Au fil des décennies, le village s’agrandit : des rues se créent, le commerce amène toujours plus d’habitants. On s’approprie les terres, on s’embourgeoise, on instaure des décrets, une mairie, une police, une école, une église… Puis il y aura la guerre entre les conservateurs et les libéraux, et Aureliano se jettera de toute son âme dans le conflit.

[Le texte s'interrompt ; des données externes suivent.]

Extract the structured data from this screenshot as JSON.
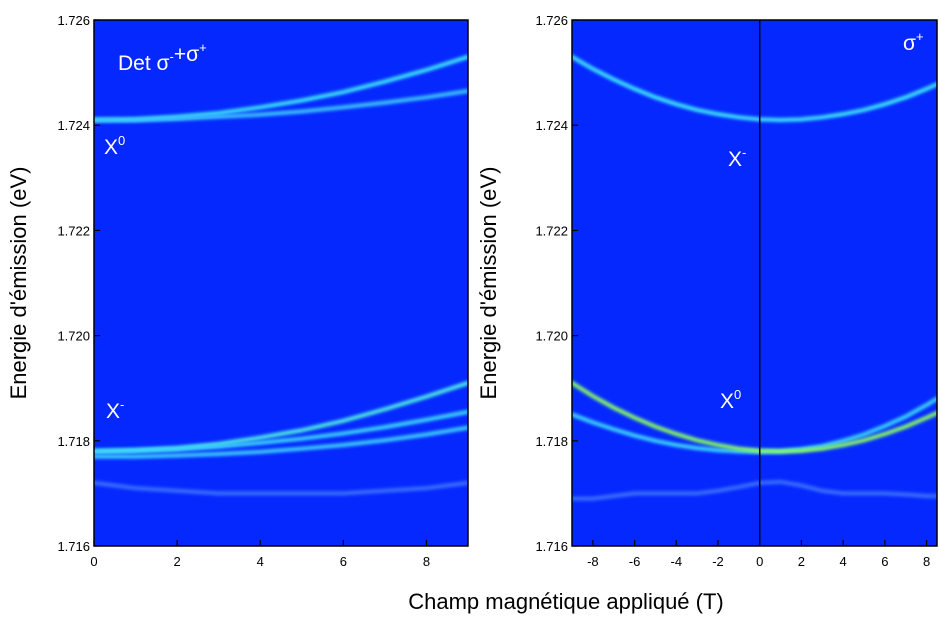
{
  "xlabel": "Champ magnétique appliqué (T)",
  "chart_data": [
    {
      "type": "heatmap-lines",
      "ylabel": "Energie d'émission (eV)",
      "background": "#0528ff",
      "xlim": [
        0,
        9
      ],
      "xticks": [
        0,
        2,
        4,
        6,
        8
      ],
      "ylim": [
        1.716,
        1.726
      ],
      "yticks": [
        1.716,
        1.718,
        {
          "value": 1.72,
          "label": "1.720"
        },
        1.722,
        1.724,
        1.726
      ],
      "annotations": [
        {
          "parts": [
            {
              "text": "Det σ"
            },
            {
              "sup": "-"
            },
            {
              "text": "+σ"
            },
            {
              "sup": "+"
            }
          ]
        },
        {
          "parts": [
            {
              "text": "X"
            },
            {
              "sup": "0"
            }
          ]
        },
        {
          "parts": [
            {
              "text": "X"
            },
            {
              "sup": "-"
            }
          ]
        }
      ],
      "x": [
        0,
        1,
        2,
        3,
        4,
        5,
        6,
        7,
        8,
        9
      ],
      "series": [
        {
          "color": "#3ce8ff",
          "values": [
            1.7241,
            1.72411,
            1.72416,
            1.72423,
            1.72434,
            1.72447,
            1.72463,
            1.72483,
            1.72505,
            1.7253
          ]
        },
        {
          "color": "#3cc8ff",
          "values": [
            1.7241,
            1.7241,
            1.72412,
            1.72416,
            1.7242,
            1.72426,
            1.72434,
            1.72443,
            1.72453,
            1.72465
          ]
        },
        {
          "color": "#50f0e0",
          "values": [
            1.7178,
            1.71782,
            1.71786,
            1.71794,
            1.71806,
            1.7182,
            1.71838,
            1.7186,
            1.71884,
            1.7191
          ]
        },
        {
          "color": "#3cd8ff",
          "values": [
            1.7178,
            1.71781,
            1.71784,
            1.71789,
            1.71796,
            1.71804,
            1.71814,
            1.71826,
            1.7184,
            1.71855
          ]
        },
        {
          "color": "#3cd0ff",
          "values": [
            1.7177,
            1.7177,
            1.71772,
            1.71775,
            1.71779,
            1.71785,
            1.71792,
            1.71801,
            1.71812,
            1.71825
          ]
        },
        {
          "color": "#3a70ff",
          "values": [
            1.7172,
            1.7171,
            1.71705,
            1.717,
            1.717,
            1.717,
            1.717,
            1.71705,
            1.7171,
            1.7172
          ]
        }
      ]
    },
    {
      "type": "heatmap-lines",
      "ylabel": "Energie d'émission (eV)",
      "background": "#0528ff",
      "xlim": [
        -9,
        8.5
      ],
      "xticks": [
        -8,
        -6,
        -4,
        -2,
        0,
        2,
        4,
        6,
        8
      ],
      "ylim": [
        1.716,
        1.726
      ],
      "yticks": [
        1.716,
        1.718,
        {
          "value": 1.72,
          "label": "1.720"
        },
        1.722,
        1.724,
        1.726
      ],
      "vline": 0,
      "annotations": [
        {
          "parts": [
            {
              "text": "σ"
            },
            {
              "sup": "+"
            }
          ]
        },
        {
          "parts": [
            {
              "text": "X"
            },
            {
              "sup": "-"
            }
          ]
        },
        {
          "parts": [
            {
              "text": "X"
            },
            {
              "sup": "0"
            }
          ]
        }
      ],
      "x": [
        -9,
        -8,
        -7,
        -6,
        -5,
        -4,
        -3,
        -2,
        -1,
        0,
        1,
        2,
        3,
        4,
        5,
        6,
        7,
        8,
        8.5
      ],
      "series": [
        {
          "color": "#3ce8ff",
          "values": [
            1.7253,
            1.72507,
            1.72487,
            1.72469,
            1.72453,
            1.7244,
            1.72429,
            1.72421,
            1.72415,
            1.72411,
            1.7241,
            1.72411,
            1.72415,
            1.72421,
            1.72429,
            1.7244,
            1.72453,
            1.72469,
            1.72478
          ]
        },
        {
          "color": "#3cd8ff",
          "values": [
            1.7185,
            1.71835,
            1.71822,
            1.7181,
            1.718,
            1.71792,
            1.71786,
            1.71782,
            1.7178,
            1.71779,
            1.7178,
            1.71784,
            1.7179,
            1.718,
            1.71812,
            1.71828,
            1.71846,
            1.71868,
            1.7188
          ]
        },
        {
          "color": "#8cff60",
          "values": [
            1.7191,
            1.71885,
            1.71863,
            1.71844,
            1.71827,
            1.71813,
            1.71801,
            1.71792,
            1.71785,
            1.71781,
            1.7178,
            1.71781,
            1.71785,
            1.71792,
            1.71801,
            1.71813,
            1.71827,
            1.71844,
            1.71853
          ]
        },
        {
          "color": "#3a70ff",
          "values": [
            1.7169,
            1.7169,
            1.71695,
            1.717,
            1.717,
            1.717,
            1.717,
            1.71705,
            1.71712,
            1.7172,
            1.71722,
            1.71715,
            1.71705,
            1.717,
            1.717,
            1.717,
            1.71698,
            1.71695,
            1.71695
          ]
        }
      ]
    }
  ]
}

Racontée comme une fable, la vie des Buendia est peuplée d’extravagances et d’aventures, de passions incestueuses et d’excès en tous genres, de fantaisie et de présages, de victoires et de tragédies. Les personnages, si nombreux soient-ils, sont attachants et composent ensemble une fresque au goût d’éternité et de recommencements. Parce qu’ils racontent la vie, ses heurts et ses joies. Dans ce récit foisonnant au ton biblique, d’une richesse et d’une inventivité rares, la frontière entre la vie et la mort est poreuse, tout comme entre la science et la magie. Outre la solitude, cette fable résonne comme un refus de l’autorité, un appel à l’anarchisme, ainsi qu’un refus du progrès qui exacerbe la nature cupide de l’homme.
Une (re)lecture indispensable pour celui ou celle qui a soif d’humanité et qui veut refermer un livre en ayant plus envie que jamais de vivre, de s’ouvrir aux autres.
Le Cantique de Meméia Heloneida Studart
Littérature d'Amérique du Sud
1. Page 28.
Cent ans de solitude
(Cien años de soledad, titre original)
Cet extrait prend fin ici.